At the Battle of Salamanca on 22 July 1812, Ferey commanded the 3rd Division of Marshal Auguste de Marmont's Army of Portugal. The division numbered 221 officers and 5,478 men. Its units were 3 battalions of the 47th Line, and 2 battalions each of the 31st Light, 26th Line, and 70th Line Infantry Regiments, plus an artillery battery. Marmont attempted to turn the right flank of the Anglo-Portuguese army by marching his left flank divisions to the west. When the French divisions became too widely extended, Wellington attacked them and quickly routed the divisions of Jean Guillaume Barthélemy Thomières and Antoine Louis Popon de Maucune. Next, British heavy dragoons overran Antoine François Brenier's division. While these events were going on, Marmont and his senior division commander Jean Pierre François Bonet were both wounded by bursting shells, leaving Bertrand Clauzel in command of the army. Meanwhile, the divisions of Clauzel and Bonet pushed back Lowry Cole's 4th Anglo-Portuguese division. Clausel sent Jacques Thomas Sarrut's division to assist his mauled left flank and tried to exploit the success in the center. But Wellington rapidly brought up the 6th Division and other troops to defeat the divisions of Clauzel and Bonet.

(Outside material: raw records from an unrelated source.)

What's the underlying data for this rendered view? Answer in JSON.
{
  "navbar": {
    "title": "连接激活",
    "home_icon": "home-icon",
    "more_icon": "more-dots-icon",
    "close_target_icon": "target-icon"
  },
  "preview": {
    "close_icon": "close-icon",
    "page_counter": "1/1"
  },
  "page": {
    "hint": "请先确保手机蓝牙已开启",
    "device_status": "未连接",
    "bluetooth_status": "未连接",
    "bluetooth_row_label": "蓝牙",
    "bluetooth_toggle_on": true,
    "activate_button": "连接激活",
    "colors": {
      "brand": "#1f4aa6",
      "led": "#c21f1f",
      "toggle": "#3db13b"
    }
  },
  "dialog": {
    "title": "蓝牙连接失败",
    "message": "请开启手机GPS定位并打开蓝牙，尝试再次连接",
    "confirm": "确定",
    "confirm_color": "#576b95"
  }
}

With the beaten French army streaming to the rear, only two intact French divisions remained. Clauzel ordered Ferey to hold off the victorious Allies at all costs. Historian Charles Oman wrote that Ferey, "carried it out with splendid courage, and by his constancy gave time for the escape of the whole of the confused mass behind him." Ferey deployed 7 battalions in a single three-deep line with 2 battalions on each flank in square to protect against cavalry. Because it was late in the day, Henry Clinton ordered his 6th Division to attack at once with his two British brigades in the first line. They were met by a terrific initial volley that caused severe casualties. After a tremendous firefight, Ferey's division withdrew to the edge of a large forest. The worst-hit British units were the 11th Foot with 340 casualties out of 516 men present and the 61st Foot with 366 casualties out of 546. Clinton ordered his Portuguese brigade from the second line to attack. These soldiers suffered 487 killed and wounded before they withdrew. Ferey's soldiers finally fled into the woods after they were pressed by the British 5th Division on their left flank and a brigade of the 4th Division on their right flank. Their retreat was covered by the still-intact 31st Light Infantry. The 6th Division only pursued 100 yd before going into bivouac. During his division's last stand in front of the forest, Ferey was struck and killed by a round shot.

==Same name==
A different Claude François Ferey, born on 22 December 1723, attained the rank of general of brigade on 25 August 1793, and died on 6 January 1806. He had an undistinguished career with the Army of the Rhine.